While I appreciate you offering an opinion your personal attack makes it clear to me that you just don’t get it. A non-dualistic viewpoint must allow for all views and find ways of inclusion, not exclusion. Your certainty of your own righteousness leaves no room for the Spirit to be operating and is therefor entirely self/ego-serving.
So, what don’t I “get”? Your accusation of self-righteousness is ironic. To me there are few who are more self-righteous than the one who thinks he is right, even to the obstinate point of excommunication, and the defender of 2,000 years of Church teaching and tradition is wrong. These people are practicing what I call the “Gospel in Reverse”. Jesus commissioned his first apostles to “go into the world and preach the Gospel, teaching what I have taught you.” He did not commission them to “go into the world, find out what the current liberal ideas are and bring them back and incorporate them into my church.”
Not only are they self-righteous, they are selfish. There are churches that teach what these people want. As I stated, why don’t they go join one of them? They won’t because they are selfish. If they got what they wanted, where does that leave the vast majority who don’t want it? Without, that’s what.
Many saints were seen as heretical in their day also.
I read the book, and you can count them on the fingers of one hand. To say these dissenters are all saints to the man is stretching credibility.

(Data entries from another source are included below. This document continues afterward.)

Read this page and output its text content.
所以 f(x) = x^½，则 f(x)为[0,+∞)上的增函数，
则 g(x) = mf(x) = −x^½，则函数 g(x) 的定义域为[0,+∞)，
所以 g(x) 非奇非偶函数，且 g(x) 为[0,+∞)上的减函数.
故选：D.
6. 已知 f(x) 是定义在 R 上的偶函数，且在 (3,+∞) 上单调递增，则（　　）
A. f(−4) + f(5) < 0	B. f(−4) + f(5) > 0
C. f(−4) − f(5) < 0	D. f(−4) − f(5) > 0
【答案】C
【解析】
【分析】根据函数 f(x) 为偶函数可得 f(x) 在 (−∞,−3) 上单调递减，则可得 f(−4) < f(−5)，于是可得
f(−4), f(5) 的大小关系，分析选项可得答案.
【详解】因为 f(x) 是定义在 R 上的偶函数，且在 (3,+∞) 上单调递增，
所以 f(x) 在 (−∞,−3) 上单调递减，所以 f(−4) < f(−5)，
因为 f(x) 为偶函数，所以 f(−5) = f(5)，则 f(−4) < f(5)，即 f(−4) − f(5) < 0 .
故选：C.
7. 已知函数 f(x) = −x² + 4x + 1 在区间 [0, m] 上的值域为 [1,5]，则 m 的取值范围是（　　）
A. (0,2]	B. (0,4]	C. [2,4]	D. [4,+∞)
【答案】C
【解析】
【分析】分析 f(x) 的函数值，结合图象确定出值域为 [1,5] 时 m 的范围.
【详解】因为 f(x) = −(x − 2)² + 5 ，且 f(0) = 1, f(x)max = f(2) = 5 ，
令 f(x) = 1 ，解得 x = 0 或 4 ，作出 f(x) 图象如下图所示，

From that perspective your view of reality is no more valid or invalid then anyone else’s…it is however, only your view. Balanced is not relativism…it is the rainbow that lies between the extremes of conservative and liberal values and perspectives.
This
is relativism. Everyone has his own truth. If I say to you, “I think you should go jump off a cliff,” and you think it would be a bad idea, does my “view of reality” have equal “perspective” with yours? Obviously not. There has to be an arbitrator, so the Church steps in and says to me that I am in error; and since error has no rights, we are no longer to consider whether tskrobacz should jump. The Church says these dissenters are wrong, and you say they are right. Which “perspective” has the more weight? As I said above, the good itself must ultimately be seen as evil, because the good
discriminates against evil, while evil must be blessed with
victim status, because it is excluded by the good. This is at the core of liberalism.
“The indispensable condition of our personal spiritual survival, is that we say NO to the prevailing values of the liberal order and that we keep saying NO.”